Der Osterhase ist ein Feldhase

Von Helmi Tischler-Venter

Der Feldhase (Lepus europaeus), wegen seiner sprichwörtlichen Fruchtbarkeit zum „Eierbringer“ an Ostern erklärt, gehört so lange schon zu unserer Kultur, dass er nicht mit nur einem Namen auskommt. Er wird auch Meister Lampe, Mümmelmann, Krummer oder Löffelmann genannt. In unzähligen Kinderbüchern taucht er auf. Berühmt ist er auch durch seine Rolle in Märchen, Fabeln und Redewendungen. Jeder kennt "Der Hase und der Igel" oder die Bezeichnung "Angsthase".

Feldhase. Foto: Wolfgang Tischler

Dierdorf. Letztendlich hat sich der Hase das ja auch selbst zuzuschreiben – immer scheu, schnell und wendig beim Wegrennen. Fotografen können die Flüchtigkeit des Tiers mit ungewollt unscharfen Fotos belegen. Oft sieht man nur seine langen Löffel, wie die bis zu 15 Zentimeter langen Ohren bezeichnet werden, aus dem Gras spitzen. Mit den Ohren kann der Hase ausgezeichnet hören und sich so meist rechtzeitig vor nahenden Gefahren in Sicherheit bringen.

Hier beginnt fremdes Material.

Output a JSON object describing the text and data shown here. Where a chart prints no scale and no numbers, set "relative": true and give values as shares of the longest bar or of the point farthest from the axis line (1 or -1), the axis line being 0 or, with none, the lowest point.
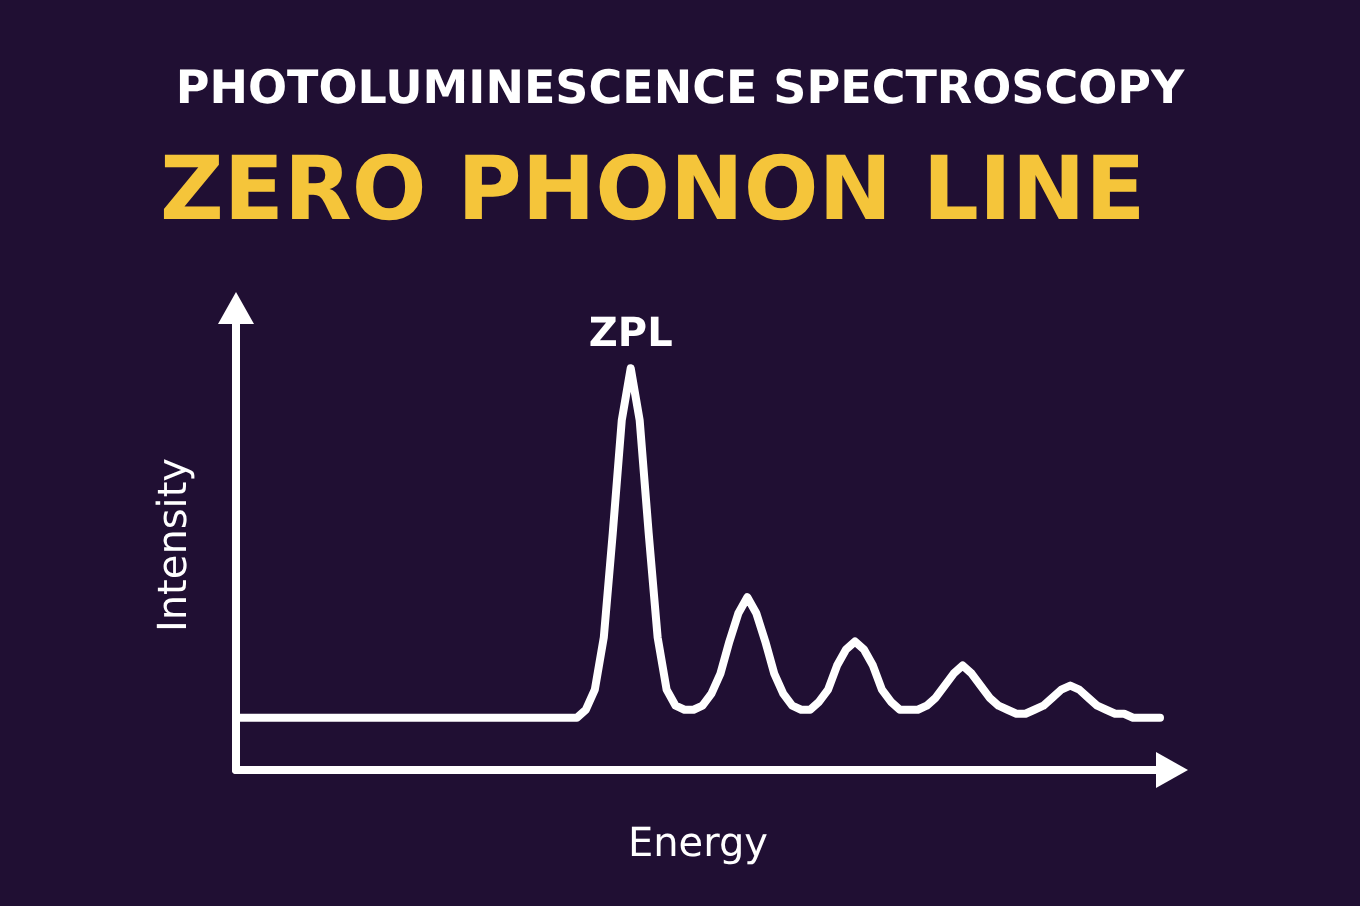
{
  "chart_data": {
    "type": "line",
    "relative": true,
    "title": "ZERO PHONON LINE",
    "subtitle": "PHOTOLUMINESCENCE SPECTROSCOPY",
    "xlabel": "Energy",
    "ylabel": "Intensity",
    "annotations": [
      {
        "text": "ZPL",
        "y": 1
      }
    ],
    "categories": [
      null,
      null,
      null,
      null,
      null,
      null,
      null,
      null,
      null,
      null,
      null,
      null,
      null,
      null,
      null,
      null,
      null,
      null,
      null,
      null,
      null,
      null,
      null,
      null,
      null,
      null,
      null,
      null,
      null,
      null,
      null,
      null,
      null,
      null,
      null,
      null,
      null,
      null,
      null,
      null,
      null,
      null,
      null,
      null,
      null,
      null,
      null,
      null,
      null,
      null,
      null,
      null,
      null,
      null,
      null,
      null,
      null,
      null,
      null,
      null,
      null,
      null,
      null,
      null,
      null,
      null,
      null,
      null,
      null,
      null,
      null,
      null,
      null,
      null,
      null,
      null,
      null,
      null,
      null,
      null,
      null,
      null,
      null,
      null,
      null,
      null,
      null,
      null,
      null,
      null,
      null,
      null,
      null,
      null,
      null,
      null,
      null,
      null,
      null,
      null,
      null,
      null,
      null,
      null
    ],
    "series": [
      {
        "color": "#ffffff",
        "values": [
          0.13,
          0.13,
          0.13,
          0.13,
          0.13,
          0.13,
          0.13,
          0.13,
          0.13,
          0.13,
          0.13,
          0.13,
          0.13,
          0.13,
          0.13,
          0.13,
          0.13,
          0.13,
          0.13,
          0.13,
          0.13,
          0.13,
          0.13,
          0.13,
          0.13,
          0.13,
          0.13,
          0.13,
          0.13,
          0.13,
          0.13,
          0.13,
          0.13,
          0.13,
          0.13,
          0.13,
          0.13,
          0.13,
          0.13,
          0.15,
          0.2,
          0.33,
          0.59,
          0.87,
          1,
          0.87,
          0.59,
          0.33,
          0.2,
          0.16,
          0.15,
          0.15,
          0.16,
          0.19,
          0.24,
          0.32,
          0.39,
          0.43,
          0.39,
          0.32,
          0.24,
          0.19,
          0.16,
          0.15,
          0.15,
          0.17,
          0.2,
          0.26,
          0.3,
          0.32,
          0.3,
          0.26,
          0.2,
          0.17,
          0.15,
          0.15,
          0.15,
          0.16,
          0.18,
          0.21,
          0.24,
          0.26,
          0.24,
          0.21,
          0.18,
          0.16,
          0.15,
          0.14,
          0.14,
          0.15,
          0.16,
          0.18,
          0.2,
          0.21,
          0.2,
          0.18,
          0.16,
          0.15,
          0.14,
          0.14,
          0.13,
          0.13,
          0.13,
          0.13
        ]
      }
    ],
    "grid": false,
    "line_style": "solid"
  }
}
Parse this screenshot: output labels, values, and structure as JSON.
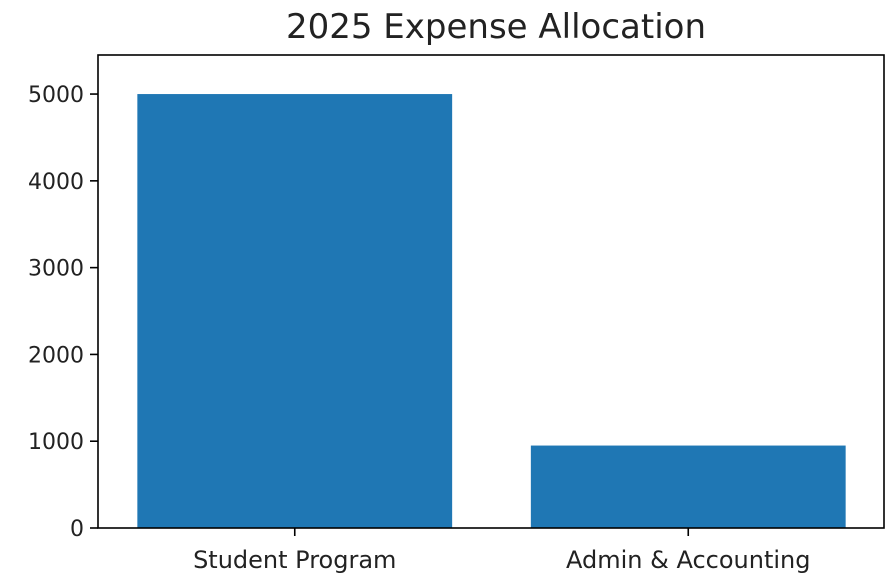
{
  "chart_data": {
    "type": "bar",
    "title": "2025 Expense Allocation",
    "xlabel": "",
    "ylabel": "",
    "categories": [
      "Student Program",
      "Admin & Accounting"
    ],
    "values": [
      5000,
      950
    ],
    "ylim": [
      0,
      5450
    ],
    "yticks": [
      0,
      1000,
      2000,
      3000,
      4000,
      5000
    ],
    "bar_color": "#1f77b4",
    "grid": false,
    "legend": "none"
  }
}
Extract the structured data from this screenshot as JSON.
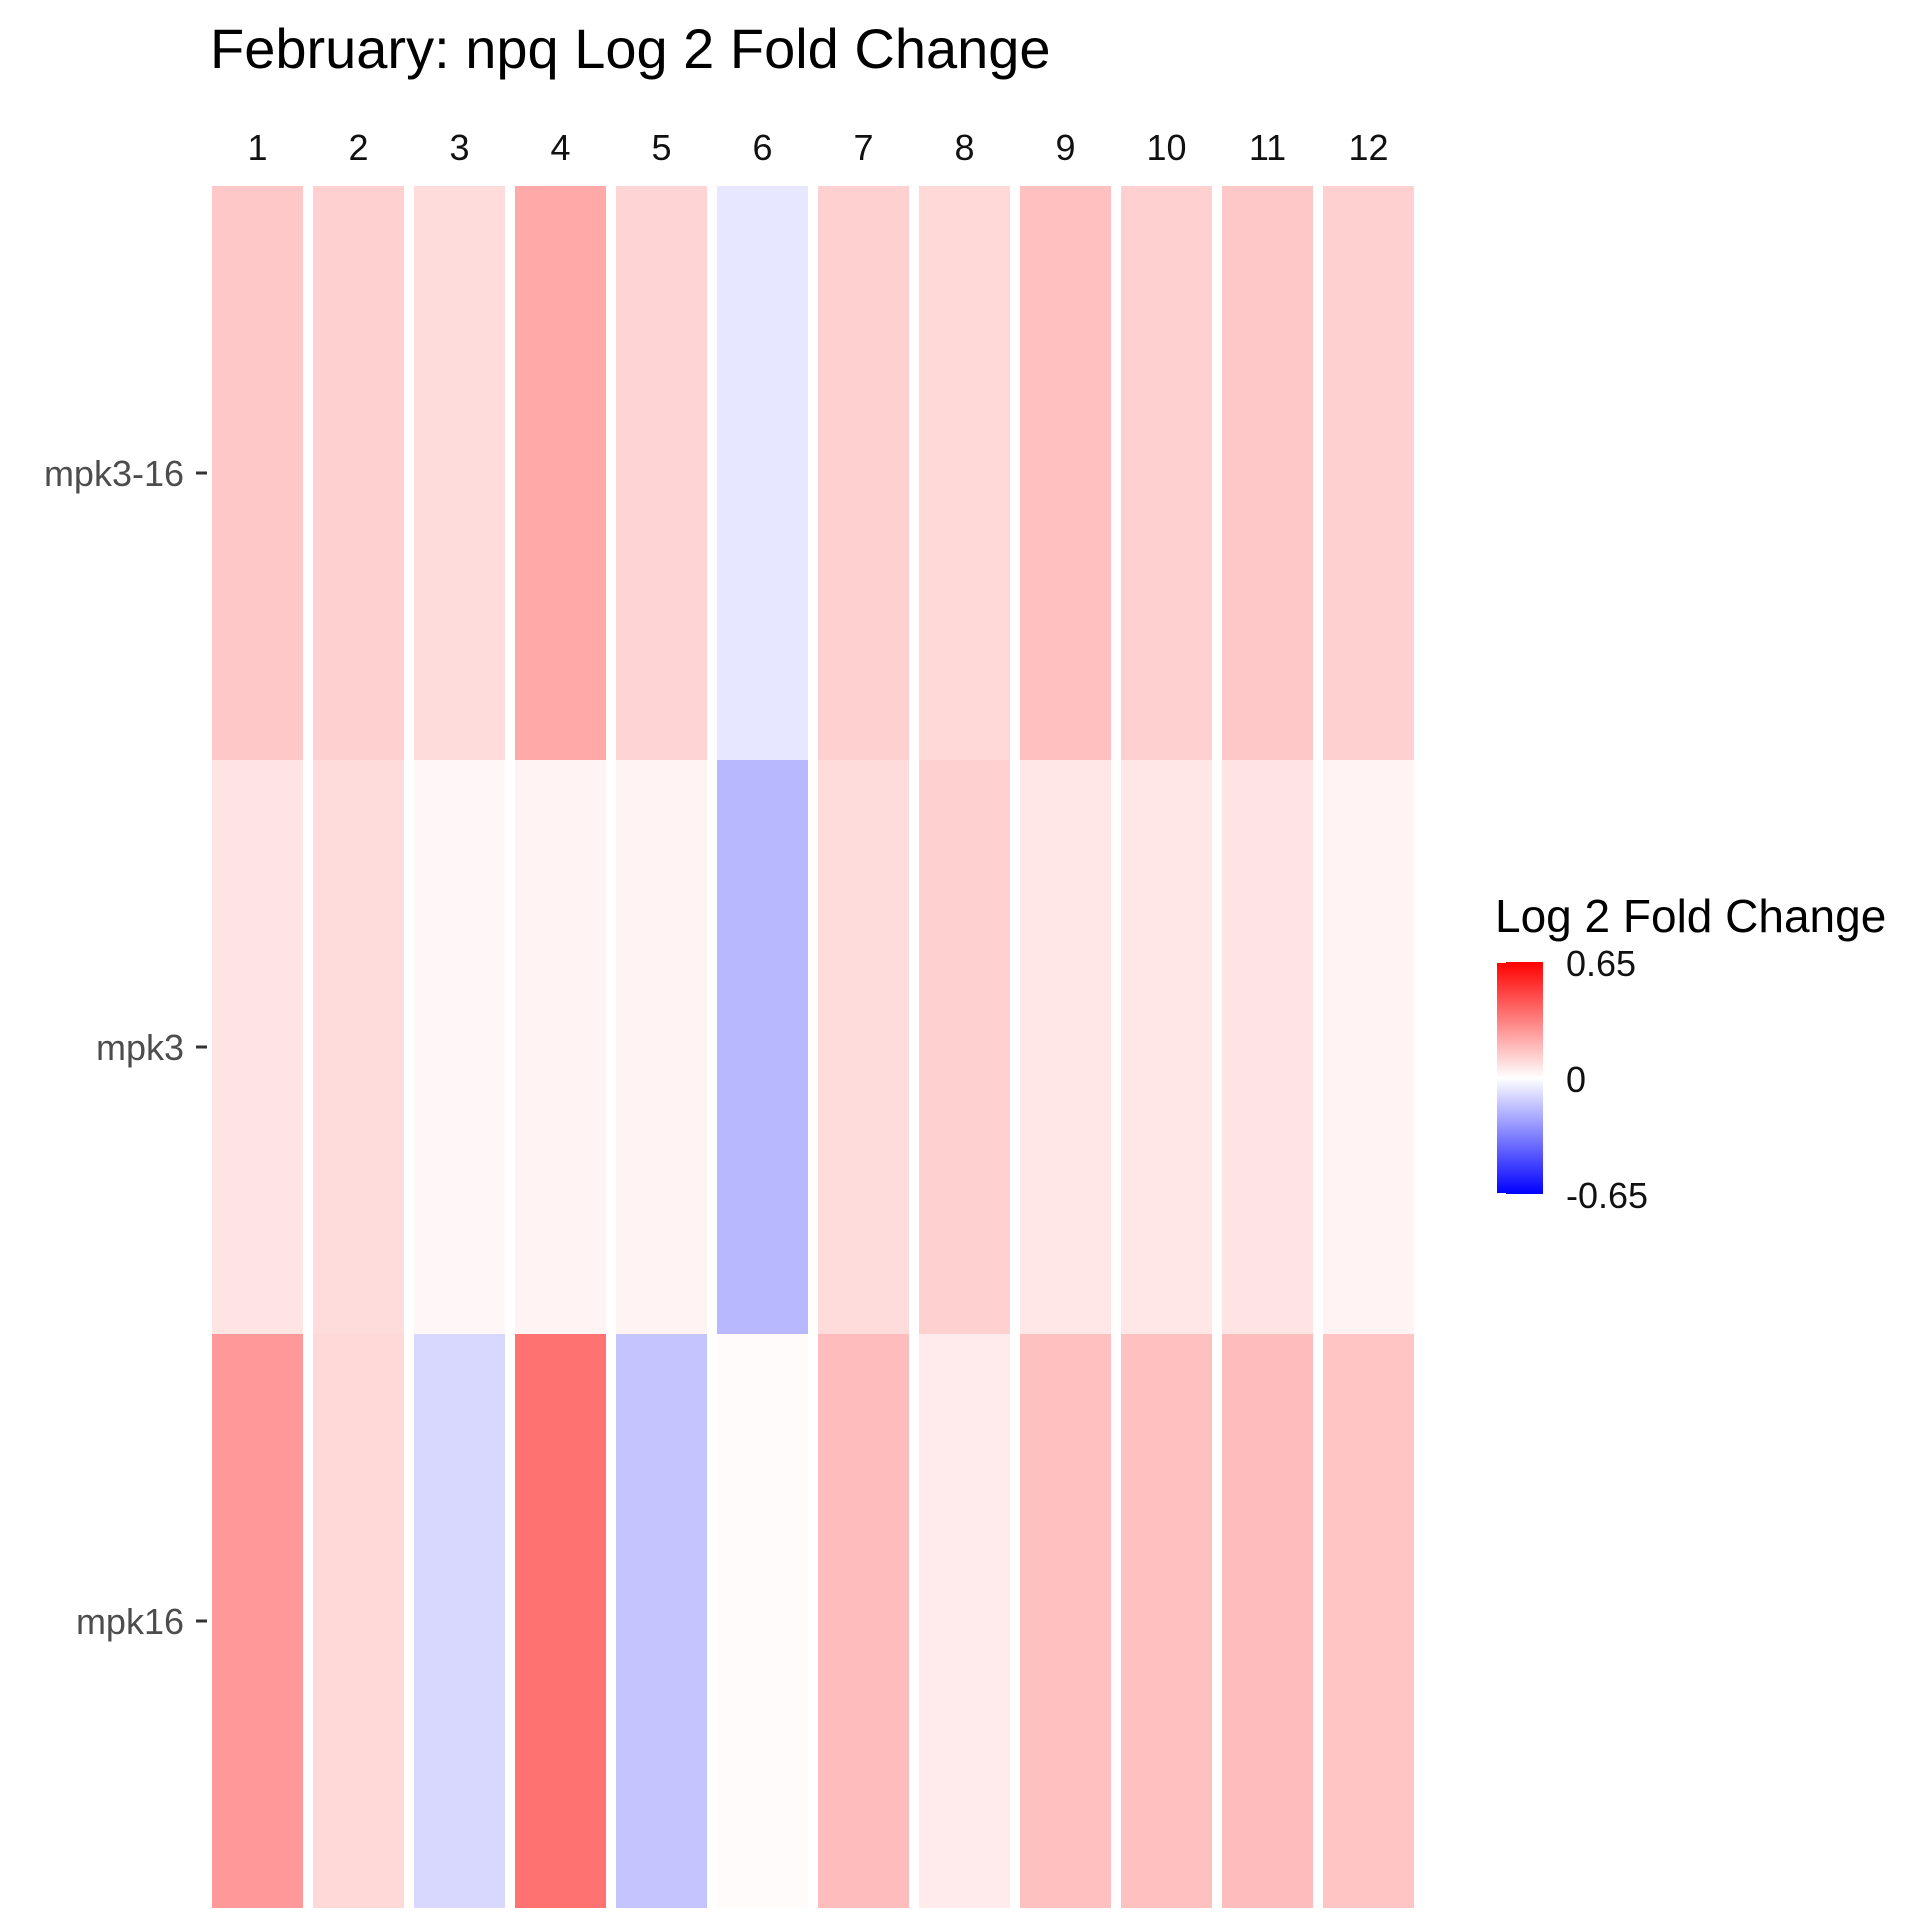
{
  "chart_data": {
    "type": "heatmap",
    "title": "February: npq Log 2 Fold Change",
    "columns": [
      "1",
      "2",
      "3",
      "4",
      "5",
      "6",
      "7",
      "8",
      "9",
      "10",
      "11",
      "12"
    ],
    "rows": [
      "mpk3-16",
      "mpk3",
      "mpk16"
    ],
    "values": [
      [
        0.14,
        0.12,
        0.09,
        0.22,
        0.11,
        -0.06,
        0.12,
        0.1,
        0.16,
        0.12,
        0.14,
        0.12
      ],
      [
        0.07,
        0.09,
        0.02,
        0.03,
        0.03,
        -0.18,
        0.09,
        0.12,
        0.06,
        0.06,
        0.07,
        0.03
      ],
      [
        0.26,
        0.1,
        -0.1,
        0.36,
        -0.15,
        0.01,
        0.17,
        0.05,
        0.16,
        0.16,
        0.17,
        0.15
      ]
    ],
    "legend": {
      "title": "Log 2 Fold Change",
      "position": "right",
      "min": -0.65,
      "max": 0.65,
      "tick_labels": [
        "0.65",
        "0",
        "-0.65"
      ],
      "colors": {
        "low": "#0000ff",
        "mid": "#ffffff",
        "high": "#ff0000"
      }
    },
    "grid": false
  }
}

Bei der Flucht macht der Hase mit seinen langen Hinterbeinen große Sprünge. Bis zu drei Meter weit und zwei Meter hoch kann er springen und mit 80 Stundenkilometern hängt er jeden Menschen garantiert ab. Wenn er flitzt und Haken schlägt, sieht man nur das weiße Schwänzchen aufblitzen, in der Fachsprache als Blume bezeichnet. Tagsüber duckt sich der Hase unsichtbar in eine flache Mulde, die Sasse, von der aus er abends auf Futtersuche geht. Er frisst saftige Kräuter, Gräser, Kohlpflanzen, Knollen, Wurzeln oder auch die Rinde junger Bäume, um seine Schneidezähne kurz zu halten. Teile seines Kots nimmt der Mümmelmann wieder auf, um seinen Vitamin B1-Bedarf zu decken.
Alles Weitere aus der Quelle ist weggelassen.